Level 4 is one level below long-term care, which is the highest care level for seniors.
The $30-million facility was one of two built by Covenant Care touted as a new model of care where seniors could age in place without having to move as their care needs change.
Villa Marie, which is being run as a supportive living facility, opened about a month before the Calgary facility.
“We’re really proud of not only the facility, but the innovation that comes with the facility,” said Patrick Dumelie, president and CEO of Covenant Care.
“As (residents’) care needs increase, we’re able to change the care plan and not the location of care. That’s the real beauty of this facility. We don’t want to displace residents and have them cut off from their community, from their friends, from their caregivers, from their family,” Dumelie said.
He said residents were able to move in quickly because jobs were filled right away. The culture of innovation at Villa Marie likely appealed to workers.
“It’s hard on residents to move from facility to facility. It’s also hard on caregivers because they develop a real bond with residents,” Dumelie said.
Kerry Bales, chief zone officer with Alberta Health Services Central Zone, said 21 of the Villa Marie residents were transitioned from Symphony Senior Living Aspen Ridge after that facility eliminated its AHS-funded beds.
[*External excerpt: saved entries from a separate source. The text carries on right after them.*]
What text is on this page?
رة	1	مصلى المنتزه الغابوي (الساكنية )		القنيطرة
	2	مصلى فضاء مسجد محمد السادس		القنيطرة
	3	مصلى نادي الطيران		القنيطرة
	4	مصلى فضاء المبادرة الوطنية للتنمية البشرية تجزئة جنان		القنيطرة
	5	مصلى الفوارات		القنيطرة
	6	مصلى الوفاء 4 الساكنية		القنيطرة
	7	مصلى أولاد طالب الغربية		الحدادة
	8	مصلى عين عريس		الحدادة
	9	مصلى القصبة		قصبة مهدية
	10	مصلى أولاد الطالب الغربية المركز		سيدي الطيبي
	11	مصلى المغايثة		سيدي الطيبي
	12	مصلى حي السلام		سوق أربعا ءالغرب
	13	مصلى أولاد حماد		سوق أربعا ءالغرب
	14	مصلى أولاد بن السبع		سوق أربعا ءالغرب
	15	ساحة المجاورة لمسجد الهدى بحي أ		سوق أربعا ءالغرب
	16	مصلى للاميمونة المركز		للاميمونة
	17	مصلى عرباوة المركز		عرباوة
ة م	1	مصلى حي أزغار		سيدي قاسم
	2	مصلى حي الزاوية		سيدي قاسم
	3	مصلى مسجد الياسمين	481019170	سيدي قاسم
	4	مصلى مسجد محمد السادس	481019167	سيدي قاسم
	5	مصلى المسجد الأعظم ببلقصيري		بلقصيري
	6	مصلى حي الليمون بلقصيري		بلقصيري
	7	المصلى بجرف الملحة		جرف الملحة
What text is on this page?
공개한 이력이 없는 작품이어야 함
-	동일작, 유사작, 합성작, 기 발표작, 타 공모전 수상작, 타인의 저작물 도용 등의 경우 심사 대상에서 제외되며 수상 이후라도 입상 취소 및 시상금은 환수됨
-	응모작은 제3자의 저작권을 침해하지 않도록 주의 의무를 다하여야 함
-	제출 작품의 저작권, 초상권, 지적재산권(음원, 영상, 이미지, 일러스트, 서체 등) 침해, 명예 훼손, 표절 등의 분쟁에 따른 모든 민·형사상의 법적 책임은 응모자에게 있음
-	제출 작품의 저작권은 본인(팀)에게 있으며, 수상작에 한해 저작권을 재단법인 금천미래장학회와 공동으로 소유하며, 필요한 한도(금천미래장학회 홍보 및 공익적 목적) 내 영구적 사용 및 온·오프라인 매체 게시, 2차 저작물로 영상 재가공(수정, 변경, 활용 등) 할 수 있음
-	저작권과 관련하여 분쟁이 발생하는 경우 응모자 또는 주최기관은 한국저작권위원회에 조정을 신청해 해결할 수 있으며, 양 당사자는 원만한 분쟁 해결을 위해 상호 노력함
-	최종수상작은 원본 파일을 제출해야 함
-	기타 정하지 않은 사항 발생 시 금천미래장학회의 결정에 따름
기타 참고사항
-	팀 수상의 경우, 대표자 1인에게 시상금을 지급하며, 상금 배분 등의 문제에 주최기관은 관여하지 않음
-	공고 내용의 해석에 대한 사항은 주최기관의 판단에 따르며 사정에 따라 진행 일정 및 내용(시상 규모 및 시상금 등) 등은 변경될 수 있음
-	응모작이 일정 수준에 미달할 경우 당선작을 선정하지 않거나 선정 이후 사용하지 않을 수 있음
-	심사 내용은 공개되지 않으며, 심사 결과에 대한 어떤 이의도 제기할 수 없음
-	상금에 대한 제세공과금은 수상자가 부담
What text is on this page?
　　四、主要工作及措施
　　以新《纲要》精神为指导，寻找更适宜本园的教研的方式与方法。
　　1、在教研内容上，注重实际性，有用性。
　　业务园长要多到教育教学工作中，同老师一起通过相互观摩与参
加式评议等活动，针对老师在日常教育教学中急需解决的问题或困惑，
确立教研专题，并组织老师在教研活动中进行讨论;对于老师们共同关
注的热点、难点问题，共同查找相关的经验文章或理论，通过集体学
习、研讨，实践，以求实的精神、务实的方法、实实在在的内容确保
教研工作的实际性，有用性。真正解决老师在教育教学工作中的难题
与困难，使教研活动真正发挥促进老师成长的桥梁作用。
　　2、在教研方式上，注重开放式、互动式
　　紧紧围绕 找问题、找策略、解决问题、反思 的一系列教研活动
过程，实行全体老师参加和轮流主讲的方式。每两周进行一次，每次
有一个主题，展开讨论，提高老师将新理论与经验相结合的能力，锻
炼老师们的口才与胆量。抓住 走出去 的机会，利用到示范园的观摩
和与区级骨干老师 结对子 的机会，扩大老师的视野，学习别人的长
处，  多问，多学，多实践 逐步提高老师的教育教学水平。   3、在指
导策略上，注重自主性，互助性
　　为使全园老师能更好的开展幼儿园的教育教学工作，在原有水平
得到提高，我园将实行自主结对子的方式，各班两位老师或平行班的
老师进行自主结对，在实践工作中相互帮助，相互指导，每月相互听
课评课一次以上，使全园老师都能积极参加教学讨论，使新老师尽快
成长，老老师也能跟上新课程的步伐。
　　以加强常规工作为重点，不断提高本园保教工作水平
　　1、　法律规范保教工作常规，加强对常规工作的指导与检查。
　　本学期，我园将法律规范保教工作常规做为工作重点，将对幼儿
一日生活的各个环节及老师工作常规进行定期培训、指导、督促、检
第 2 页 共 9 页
“That was a little bit unfortunate in the sense that probably utilized some of the capacity here quicker than we had hoped,” Bales said.
Shirley Thomas, Central Alberta Council on Aging vice-president, said the council is hearing there is bigger need for long-term care beds rather than the supportive living facilities that the province prefers to have built these days.
She said two years ago it was announced that Villa Marie would provide all levels of senior care, including long-term care.
“What they have delivered is a far cry from what was presented at that time,” Thomas said.